EKD-Ratsvorsitzender stellt Empfehlung für Patientenverfügungen vor

Berlin (epd). In einer Stellungnahme zu Patientenverfügungen räumt die Evangelische Kirche in Deutschland (EKD) dem Selbstbestimmungsrecht von Patienten einen hohen Stellenwert ein. Der EKD-Ratsvorsitzende, Bischof Wolfgang Huber, sagte am Montag in Berlin, recht verstandene Fürsorge schließe die Achtung vor der Selbstbestimmung ein. Kern der evangelischen Überlegungen zum Umgang mit Patientenverfügungen sei, eine «Balance zwischen Fürsorge und Selbstbestimmung» zum Maßstab ethischen Handelns zu machen.
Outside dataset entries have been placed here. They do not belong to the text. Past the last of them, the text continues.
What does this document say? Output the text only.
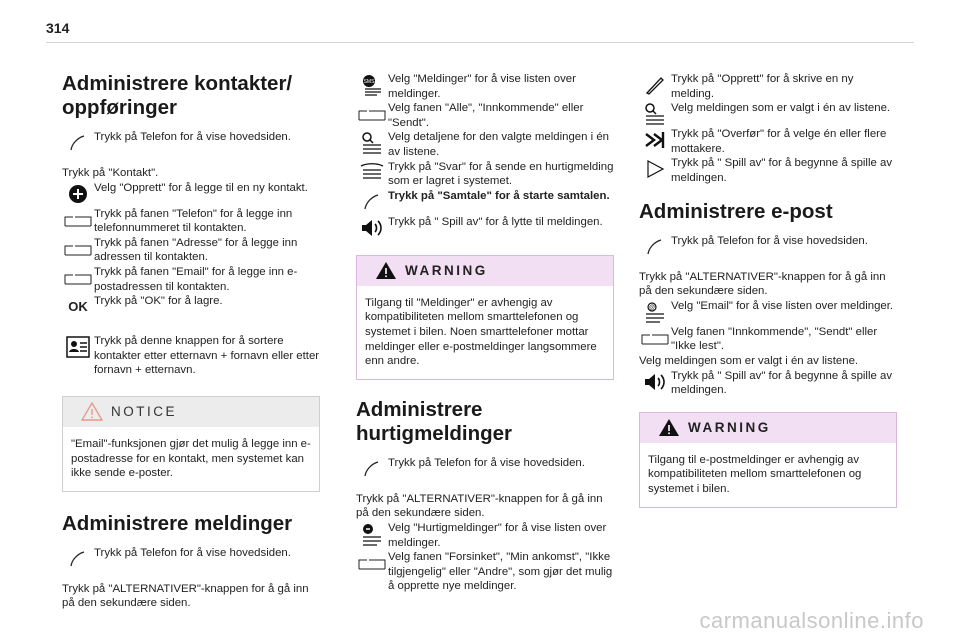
314
Administrere kontakter/ oppføringer
Trykk på Telefon for å vise hovedsiden.
Trykk på "Kontakt".
Velg "Opprett" for å legge til en ny kontakt.
Trykk på fanen "Telefon" for å legge inn telefonnummeret til kontakten.
Trykk på fanen "Adresse" for å legge inn adressen til kontakten.
Trykk på fanen "Email" for å legge inn e-postadressen til kontakten.
OK Trykk på "OK" for å lagre.
Trykk på denne knappen for å sortere kontakter etter etternavn + fornavn eller etter fornavn + etternavn.
NOTICE
"Email"-funksjonen gjør det mulig å legge inn e-postadresse for en kontakt, men systemet kan ikke sende e-poster.
Administrere meldinger
Trykk på Telefon for å vise hovedsiden.
Trykk på "ALTERNATIVER"-knappen for å gå inn på den sekundære siden.
SMS Velg "Meldinger" for å vise listen over meldinger.
Velg fanen "Alle", "Innkommende" eller "Sendt".
Velg detaljene for den valgte meldingen i én av listene.
Trykk på "Svar" for å sende en hurtigmelding som er lagret i systemet.
Trykk på "Samtale" for å starte samtalen.
Trykk på " Spill av" for å lytte til meldingen.
WARNING
Tilgang til "Meldinger" er avhengig av kompatibiliteten mellom smarttelefonen og systemet i bilen. Noen smarttelefoner mottar meldinger eller e-postmeldinger langsommere enn andre.
Administrere hurtigmeldinger
Trykk på Telefon for å vise hovedsiden.
Trykk på "ALTERNATIVER"-knappen for å gå inn på den sekundære siden.
Velg "Hurtigmeldinger" for å vise listen over meldinger.
Velg fanen "Forsinket", "Min ankomst", "Ikke tilgjengelig" eller "Andre", som gjør det mulig å opprette nye meldinger.
Trykk på "Opprett" for å skrive en ny melding.
Velg meldingen som er valgt i én av listene.
Trykk på "Overfør" for å velge én eller flere mottakere.
Trykk på " Spill av" for å begynne å spille av meldingen.
Administrere e-post
Trykk på Telefon for å vise hovedsiden.
Trykk på "ALTERNATIVER"-knappen for å gå inn på den sekundære siden.
@ Velg "Email" for å vise listen over meldinger.
Velg fanen "Innkommende", "Sendt" eller "Ikke lest".
Velg meldingen som er valgt i én av listene.
Trykk på " Spill av" for å begynne å spille av meldingen.
WARNING
Tilgang til e-postmeldinger er avhengig av kompatibiliteten mellom smarttelefonen og systemet i bilen.
carmanualsonline.info
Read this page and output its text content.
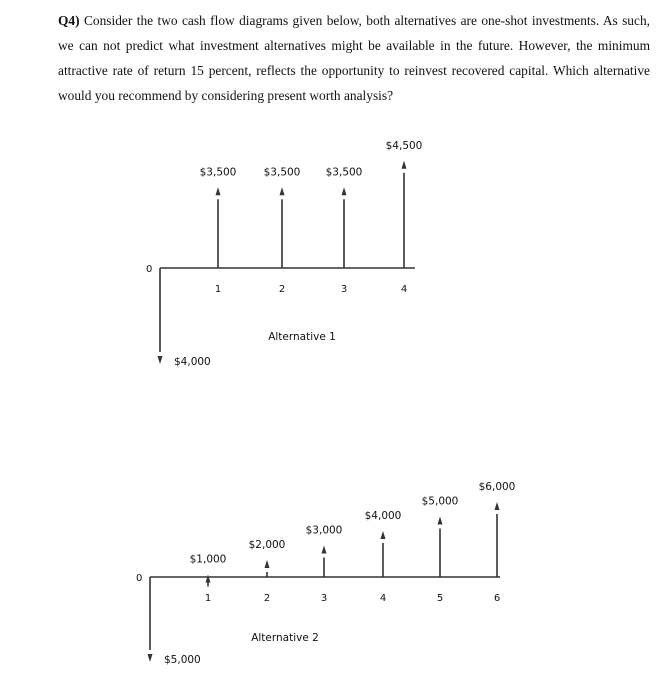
Q4) Consider the two cash flow diagrams given below, both alternatives are one-shot investments. As such, we can not predict what investment alternatives might be available in the future. However, the minimum attractive rate of return 15 percent, reflects the opportunity to reinvest recovered capital. Which alternative would you recommend by considering present worth analysis?
0
1	2	3	4
$4,000
$3,500	$3,500 $3,500
$4,500
Alternative 1
0
1	2	3	4	5	6
$5,000
$1,000
$2,000
$3,000
$4,000
$5,000
$6,000
Alternative 2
Huber stellte eine neue EKD-Schrift mit dem Titel «Sterben hat seine Zeit» vor. Diese soll als Beitrag zur aktuellen Debatte über Patientenverfügungen zur medizinischen Behandlung am Lebensende auch allen Bundestagsabgeordneten zugehen. Die EKD wolle keine Vorschläge zur Gesetzgebung machen, aber den ethischen Rahmen abstecken, sagte der oberste Vertreter von 25,8 Millionen Protestanten.

Zugleich kritisierte der EKD-Ratsvorsitzende den Umgang der US-Regierung mit der Wachkoma-Patientin Terri Schiavo: «Es ist schwer nachvollziehbar, dass über einen Einzelfall der Gesetzegeber entscheidet. In Deutschland würde man einen Richter anrufen», so Huber. Das Dilemma im Fall Schiavo bestehe darin, dass keine Willenserklärung der Patientin selbst vorliege. US-Präsident George Buch hatte in der Nacht ein Gesetz unterzeichnet, wonach ein Bundesrichter die Entscheidung, Schiavo nicht länger künstlich zu ernähren, wieder aufheben kann.

Die EKD empfiehlt eine schriftliche oder anders dokumentierte Form für Patientenverfügungen, etwa durch ein Video. Aus evangelischer Sicht sollen die Verfügungen nicht nur bei tödlich verlaufenden Krankheiten, sondern auch in anderen, eng begrenzten Fällen wirksam werden können. Damit geht sie über die Empfehlungen der Bundestags-Enquete-Kommission zur Medizinethik hinaus. Dies könne etwa gelten für einen unheilbar kranken Lungenkrebs-Patienten, der verfüge, dass Metastasen im Hirn nicht operativ entfernt werden sollten, sagte Huber.

Der EKD-Ratsvorsitzende betonte, dass kein Gesetz den Patienten, Ärzten, Angehörigen oder Betreuern Entscheidungen abnehmen könne. Auch in den geplanten gesetzlichen Regelungen müsse immer Raum für Ermessensentscheidungen bleiben. Nach Möglichkeit sollten Ärzte, Angehörige, Seelsorger und Betreuer gemeinsam Entscheidungen treffen. Mindestens so wichtig wie eine Patientenverfügung könne es im Übrigen sein, frühzeitig eine Vertrauensperson zu bestimmen, die durch eine Vorsorgevollmacht das Recht erhalte, Entscheidungen im Sinne des Patienten zu treffen.

Huber betonte, dass die beiden Kirchen seit 1999 christliche Patientenverfügungen herausgeben, die bereits 1,5 Millionen Menschen genutzt hätten. Bisher befinde man sich mit diesen Verfügungen aber in einer rechtlichen Grauzone.